Phil served on the Yolo County Parks and Recreation Advisory Committee for three years in the mid-1980s.  He has high professional and personal interest in both conservation tillage and land use planning disciplines and has been a Yolo County Farm Bureau member since 1995 and was an active participant in their Young Farmers and Ranchers program. He worked with dryland grain producers to help them meet the Conservation Compliance Provisions of the 1985 Farm Bill, which involved switching from the moldboard plow to conservation tillage to reduce soil erosion.  He became involved with the Woodland Chamber of Commerce in 1995 where he inherited the publicity duties for the Farm-City Banquet and he served as the president in 2016 and spent three terms on the Board of Directors.  He currently serves as an Ambassador.

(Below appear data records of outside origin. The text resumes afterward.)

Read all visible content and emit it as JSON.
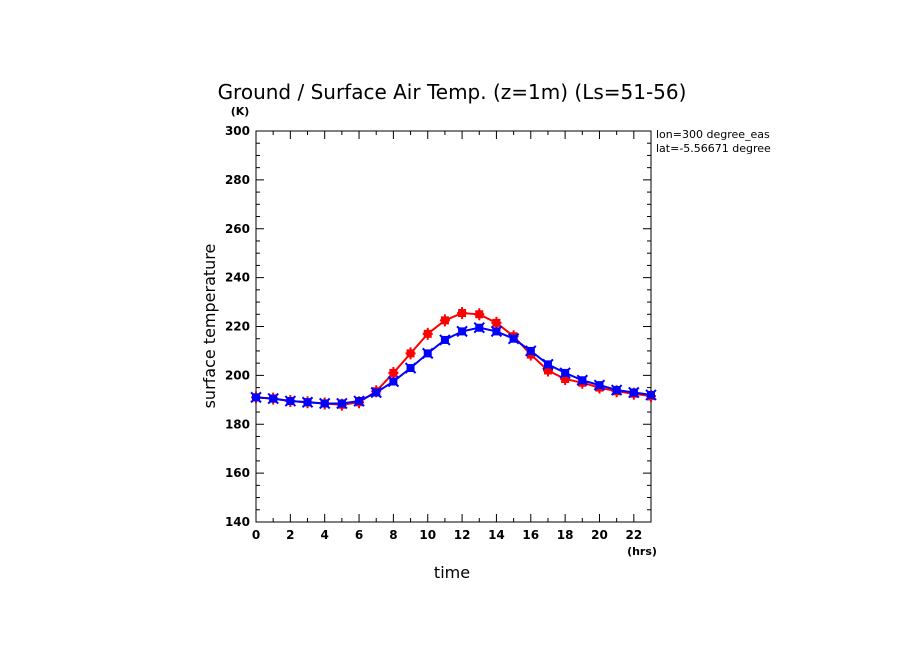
{
  "chart_data": {
    "type": "line",
    "title": "Ground / Surface Air Temp. (z=1m) (Ls=51-56)",
    "xlabel": "time",
    "ylabel": "surface temperature",
    "x_unit": "(hrs)",
    "y_unit": "(K)",
    "xlim": [
      0,
      23
    ],
    "ylim": [
      140,
      300
    ],
    "x_ticks": [
      "0",
      "2",
      "4",
      "6",
      "8",
      "10",
      "12",
      "14",
      "16",
      "18",
      "20",
      "22"
    ],
    "y_ticks": [
      "140",
      "160",
      "180",
      "200",
      "220",
      "240",
      "260",
      "280",
      "300"
    ],
    "annotations": [
      "lon=300 degree_eas",
      "lat=-5.56671 degree"
    ],
    "grid": false,
    "x": [
      0,
      1,
      2,
      3,
      4,
      5,
      6,
      7,
      8,
      9,
      10,
      11,
      12,
      13,
      14,
      15,
      16,
      17,
      18,
      19,
      20,
      21,
      22,
      23
    ],
    "series": [
      {
        "color": "#ff0000",
        "marker": "plus-square",
        "values": [
          191,
          190.5,
          189.5,
          189,
          188.5,
          188,
          189,
          193.5,
          201,
          209,
          217,
          222.5,
          225.5,
          225,
          221.5,
          216,
          208.5,
          202,
          198.5,
          197,
          195,
          193.5,
          192.5,
          191.5
        ]
      },
      {
        "color": "#0000ff",
        "marker": "x-square",
        "values": [
          191,
          190.5,
          189.5,
          189,
          188.5,
          188.5,
          189.5,
          193,
          197.5,
          203,
          209,
          214.5,
          218,
          219.5,
          218,
          215,
          210,
          204.5,
          201,
          198,
          196,
          194,
          193,
          192
        ]
      }
    ]
  }
}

Mr. Hogan graduated in 1978 from the School of Forestry and Natural Resources, Colorado State University and graduated from California Ag Leadership Program June 2001.  Phil served as an instructor for the USDA NRCS Conservation Boot Camp from 2009 to 2014, a three-week course teaching new NRCS employees the art of conservation planning.  He has a few years of experience with the USDA NRCS Emergency Watershed Protection Program (EWP), protecting properties by installing streambank erosion control measures.  Phil is fairly handy with a camera, and documents soil erosion by water of all types extensively (wind erosion not significant in northern California).

Phil worked for the National Park Service at Padre Island National Seashore (1978) and Indiana Dunes National Lakeshore (1980) and for the Bureau of Land Management in Rawlins, Wyoming (1979).  He began working with the USDA Soil Conservation Service (SCS) in Woodland in January 1981 as a Soil Conservation Technician.  As of May 31, 2017, Phil has been a Federal employee for a total of 38 years.  He worked in the Woodland office of the USDA Soil Conservation Service (SCS) until December 1988 as a Soil Conservationist and worked as Public Affairs Specialist, USDA SCS State Office, until April 1990 and as the District Conservationist, USDA SCS, Dixon Field Office, three years until April 1993.  He has been District Conservationist, USDA NRCS, Woodland Field Office since April 1993 (USDA Deputy Secretary under the Clinton Administration, Rich Rominger, and Yolo County farmer, facilitated Phil’s transfer from Dixon back to Woodland in April 1993.   Phil will be grateful to Mr. Rominger for the rest of his days!).

Mr. Hogan became a Certified Professional Soil Erosion and Sediment Control Specialist (CPESC) #342, which was issued on June 10, 1988.  His certificate signed by James G. Barrett, Chairman, Certification Review Panel and Alan Epps, Executive Vice President, SWCS.